Bandini se inclinó una vez más para besar el rostro ahora mojado de su hijo y luego se envolvió en la capa.

—También vos, señor Di Torre, debéis regresar a casa.

—Pero ¿y mi hija? ¿No he venido para llevármela?

—Os equivocáis, señor —replicó Segismundo con amabilidad—. Habéis venido para comprobar que está a salvo. Aún no puede irse con vos. Aún queda un espía al menos en vuestra casa que podría delatar su presencia. Nuestro enemigo no habrá confiado únicamente en una esclava. Sin duda os vigilan. Por eso os han traído hasta aquí con tanto secreto y por el camino más largo. Me han dicho que os habéis quejado de ello, pero no sabéis el peligro que os acecha. Desde que rescatamos a vuestra hija de manos del duque Francisco, habrán estado esperando a que os la devolvieran. Debéis obrar tal como él os instó a hacer.

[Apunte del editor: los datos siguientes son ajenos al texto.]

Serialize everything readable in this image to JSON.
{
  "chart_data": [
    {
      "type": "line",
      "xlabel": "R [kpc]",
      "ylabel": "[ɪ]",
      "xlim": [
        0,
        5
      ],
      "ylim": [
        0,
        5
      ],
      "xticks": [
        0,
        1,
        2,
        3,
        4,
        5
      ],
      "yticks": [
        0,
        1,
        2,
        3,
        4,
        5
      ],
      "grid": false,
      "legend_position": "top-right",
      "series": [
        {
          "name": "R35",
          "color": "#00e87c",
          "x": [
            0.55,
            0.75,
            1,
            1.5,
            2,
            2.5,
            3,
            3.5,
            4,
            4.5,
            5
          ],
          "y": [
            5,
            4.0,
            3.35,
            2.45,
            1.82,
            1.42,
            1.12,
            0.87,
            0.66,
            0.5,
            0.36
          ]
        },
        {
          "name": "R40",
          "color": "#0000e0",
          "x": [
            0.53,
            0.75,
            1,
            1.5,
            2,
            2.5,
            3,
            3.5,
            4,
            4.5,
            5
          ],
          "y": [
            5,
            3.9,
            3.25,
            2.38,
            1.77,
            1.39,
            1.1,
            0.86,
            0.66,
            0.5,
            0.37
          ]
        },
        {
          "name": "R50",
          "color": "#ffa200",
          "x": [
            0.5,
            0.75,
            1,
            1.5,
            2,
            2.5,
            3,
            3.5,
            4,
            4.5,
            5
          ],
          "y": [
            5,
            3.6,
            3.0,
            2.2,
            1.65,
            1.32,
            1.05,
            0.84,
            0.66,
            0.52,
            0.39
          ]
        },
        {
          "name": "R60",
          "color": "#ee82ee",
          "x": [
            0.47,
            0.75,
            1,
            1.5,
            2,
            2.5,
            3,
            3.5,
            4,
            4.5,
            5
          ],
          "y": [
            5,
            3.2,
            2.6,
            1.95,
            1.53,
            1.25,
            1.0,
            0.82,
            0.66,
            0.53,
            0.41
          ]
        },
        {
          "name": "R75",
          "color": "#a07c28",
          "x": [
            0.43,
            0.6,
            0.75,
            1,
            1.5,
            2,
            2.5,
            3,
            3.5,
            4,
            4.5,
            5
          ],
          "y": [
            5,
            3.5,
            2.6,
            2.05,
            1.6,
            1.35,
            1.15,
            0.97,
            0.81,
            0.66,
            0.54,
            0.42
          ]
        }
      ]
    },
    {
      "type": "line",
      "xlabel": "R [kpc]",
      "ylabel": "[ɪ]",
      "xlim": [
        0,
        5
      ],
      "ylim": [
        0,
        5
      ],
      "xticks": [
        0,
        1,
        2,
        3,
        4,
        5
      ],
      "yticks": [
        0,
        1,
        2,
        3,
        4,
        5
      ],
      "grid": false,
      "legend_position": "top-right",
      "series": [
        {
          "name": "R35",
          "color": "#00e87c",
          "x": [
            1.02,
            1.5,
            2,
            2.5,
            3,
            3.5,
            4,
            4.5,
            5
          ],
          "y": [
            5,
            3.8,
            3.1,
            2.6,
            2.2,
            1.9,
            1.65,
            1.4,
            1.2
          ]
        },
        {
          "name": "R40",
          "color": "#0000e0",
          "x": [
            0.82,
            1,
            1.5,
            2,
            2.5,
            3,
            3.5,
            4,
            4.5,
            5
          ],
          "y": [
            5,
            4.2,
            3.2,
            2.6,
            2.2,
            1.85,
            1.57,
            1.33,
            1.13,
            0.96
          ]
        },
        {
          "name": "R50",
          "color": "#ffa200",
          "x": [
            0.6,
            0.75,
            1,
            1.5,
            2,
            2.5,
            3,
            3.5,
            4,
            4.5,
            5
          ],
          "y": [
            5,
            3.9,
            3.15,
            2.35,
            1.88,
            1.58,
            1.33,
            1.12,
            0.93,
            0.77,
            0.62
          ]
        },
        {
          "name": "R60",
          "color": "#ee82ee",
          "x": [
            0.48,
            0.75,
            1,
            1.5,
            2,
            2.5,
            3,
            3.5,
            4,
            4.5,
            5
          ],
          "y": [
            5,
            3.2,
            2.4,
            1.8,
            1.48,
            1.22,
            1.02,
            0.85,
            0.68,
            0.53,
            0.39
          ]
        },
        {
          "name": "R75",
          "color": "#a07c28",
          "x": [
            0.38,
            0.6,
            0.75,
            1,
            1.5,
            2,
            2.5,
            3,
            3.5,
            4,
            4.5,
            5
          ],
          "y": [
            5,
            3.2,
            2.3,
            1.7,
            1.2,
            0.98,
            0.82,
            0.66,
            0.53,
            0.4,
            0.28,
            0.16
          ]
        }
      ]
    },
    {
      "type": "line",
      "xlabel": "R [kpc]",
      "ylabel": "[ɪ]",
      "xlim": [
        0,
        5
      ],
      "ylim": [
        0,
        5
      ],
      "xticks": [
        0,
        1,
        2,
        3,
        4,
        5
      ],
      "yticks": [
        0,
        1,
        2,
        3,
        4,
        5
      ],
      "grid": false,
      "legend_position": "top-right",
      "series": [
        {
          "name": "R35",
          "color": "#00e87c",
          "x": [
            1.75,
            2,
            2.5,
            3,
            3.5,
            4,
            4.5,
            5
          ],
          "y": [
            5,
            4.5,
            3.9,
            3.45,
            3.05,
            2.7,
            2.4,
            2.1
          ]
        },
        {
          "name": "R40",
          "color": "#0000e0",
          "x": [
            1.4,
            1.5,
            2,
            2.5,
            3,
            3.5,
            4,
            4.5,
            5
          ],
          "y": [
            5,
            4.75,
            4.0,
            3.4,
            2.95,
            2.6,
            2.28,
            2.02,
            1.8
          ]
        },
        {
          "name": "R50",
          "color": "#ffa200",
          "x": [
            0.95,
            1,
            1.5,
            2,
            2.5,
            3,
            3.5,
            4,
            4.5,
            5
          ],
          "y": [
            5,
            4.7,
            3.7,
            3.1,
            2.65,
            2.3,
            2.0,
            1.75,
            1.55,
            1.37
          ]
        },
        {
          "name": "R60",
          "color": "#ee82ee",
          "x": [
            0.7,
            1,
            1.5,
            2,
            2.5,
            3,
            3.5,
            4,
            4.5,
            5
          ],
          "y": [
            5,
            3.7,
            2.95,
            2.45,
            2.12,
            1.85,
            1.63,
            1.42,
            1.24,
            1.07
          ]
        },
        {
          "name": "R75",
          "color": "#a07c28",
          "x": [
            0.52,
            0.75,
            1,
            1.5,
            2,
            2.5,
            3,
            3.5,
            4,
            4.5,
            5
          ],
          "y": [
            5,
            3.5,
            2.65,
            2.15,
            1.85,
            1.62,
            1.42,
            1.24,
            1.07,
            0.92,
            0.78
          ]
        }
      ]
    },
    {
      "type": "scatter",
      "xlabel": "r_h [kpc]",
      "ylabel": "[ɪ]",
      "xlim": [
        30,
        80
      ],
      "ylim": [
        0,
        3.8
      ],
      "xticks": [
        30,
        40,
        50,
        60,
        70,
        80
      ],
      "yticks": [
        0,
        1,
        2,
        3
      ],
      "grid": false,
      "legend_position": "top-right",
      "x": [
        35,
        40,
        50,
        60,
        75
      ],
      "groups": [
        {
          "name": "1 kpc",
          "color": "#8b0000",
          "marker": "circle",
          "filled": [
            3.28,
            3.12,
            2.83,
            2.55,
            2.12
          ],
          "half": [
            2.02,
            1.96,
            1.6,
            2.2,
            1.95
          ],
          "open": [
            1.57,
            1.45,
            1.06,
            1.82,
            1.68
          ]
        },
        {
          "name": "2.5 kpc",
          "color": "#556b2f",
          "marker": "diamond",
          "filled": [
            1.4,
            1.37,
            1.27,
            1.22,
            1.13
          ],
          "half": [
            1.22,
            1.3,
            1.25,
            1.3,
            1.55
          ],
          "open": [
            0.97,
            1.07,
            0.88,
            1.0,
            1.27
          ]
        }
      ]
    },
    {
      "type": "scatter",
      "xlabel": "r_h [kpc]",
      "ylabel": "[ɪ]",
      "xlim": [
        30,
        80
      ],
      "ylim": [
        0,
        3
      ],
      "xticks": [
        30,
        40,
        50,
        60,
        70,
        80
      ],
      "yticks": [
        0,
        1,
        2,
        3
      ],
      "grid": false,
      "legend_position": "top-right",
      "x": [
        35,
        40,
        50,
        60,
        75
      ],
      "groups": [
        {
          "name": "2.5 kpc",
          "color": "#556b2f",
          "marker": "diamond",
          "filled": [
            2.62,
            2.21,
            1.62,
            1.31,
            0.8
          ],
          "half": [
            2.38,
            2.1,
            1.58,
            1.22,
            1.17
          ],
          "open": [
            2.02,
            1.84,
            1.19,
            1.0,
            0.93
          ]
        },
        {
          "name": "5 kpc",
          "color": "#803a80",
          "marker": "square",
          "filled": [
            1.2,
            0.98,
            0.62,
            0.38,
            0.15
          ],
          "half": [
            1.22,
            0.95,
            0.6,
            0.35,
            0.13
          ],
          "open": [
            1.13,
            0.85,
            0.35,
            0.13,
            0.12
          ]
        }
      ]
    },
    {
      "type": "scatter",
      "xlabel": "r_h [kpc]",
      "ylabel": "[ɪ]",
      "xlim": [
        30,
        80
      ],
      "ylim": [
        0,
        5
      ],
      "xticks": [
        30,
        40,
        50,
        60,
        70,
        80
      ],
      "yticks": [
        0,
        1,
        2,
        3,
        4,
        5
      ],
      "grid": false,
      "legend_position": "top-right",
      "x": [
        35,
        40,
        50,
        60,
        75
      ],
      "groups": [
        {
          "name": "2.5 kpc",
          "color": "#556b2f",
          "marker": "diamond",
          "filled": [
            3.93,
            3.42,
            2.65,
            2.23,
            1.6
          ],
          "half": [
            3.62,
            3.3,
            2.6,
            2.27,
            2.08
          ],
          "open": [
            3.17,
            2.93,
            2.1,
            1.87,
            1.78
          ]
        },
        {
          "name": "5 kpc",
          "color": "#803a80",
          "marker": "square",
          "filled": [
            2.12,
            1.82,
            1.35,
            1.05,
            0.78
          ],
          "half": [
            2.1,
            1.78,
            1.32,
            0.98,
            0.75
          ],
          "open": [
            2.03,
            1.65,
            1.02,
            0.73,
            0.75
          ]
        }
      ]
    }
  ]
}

—¿El duque Francisco? —Di Torre, súbitamente alarmado, se resistió a ser conducido hacia la puerta.

—Haced lo que os pidió y confiad en mí.

—Mi hija…

—Está en su cama, en la habitación de la buena señora que la ha cuidado de forma excelente desde su rescate. —Segismundo resultaba tan convincente con la mentira como con la verdad.

Llegaron a la puerta de la calle. Se oyó un gruñido cuando Bandini se esforzó para bajar del alto umbral, a pesar de que Segismundo lo ayudaba desde arriba. Un joven de modales bruscos envuelto en una capa y encapuchado, totalmente irreconocible como la antigua criada de trenzas, se hallaba abajo para conducir a ambos a sus respectivas casas, pero no quiso ayudar. Bandini casi se echó a reír al ver a su viejo enemigo que, ayudado por Segismundo, se aferraba a la jamba de la puerta y parecía un viejo y tembloroso tejón envuelto en sus pieles. Segismundo cerró la puerta con suavidad, la atrancó y volvió arriba.

Leandro estaba tumbado en la cama. Había apartado la ropa, pero no se había tapado con ella. Segismundo lo hizo por él mientras Benno se encargaba de la jarra de agua y la jofaina. Leandro despertó a medias. Tenía mil preguntas que hacer, las más importantes sobre Cósima, pero la única que se abrió paso en su mente y sobre la que, por así decirlo, pudo poner las manos, fue:

—¿Qué ha de hacer mi padre mañana?

—¿Mañana? Es hoy. —Segismundo corrió las colgaduras de la cama—. También él ha de hacer lo que le ordene el duque Francisco.

—¿Queréis que mi padre cometa traición?

Segismundo sonrió. La mente cansada de Leandro intentó dilucidar de qué lado estaba en realidad Segismundo, pero se durmió.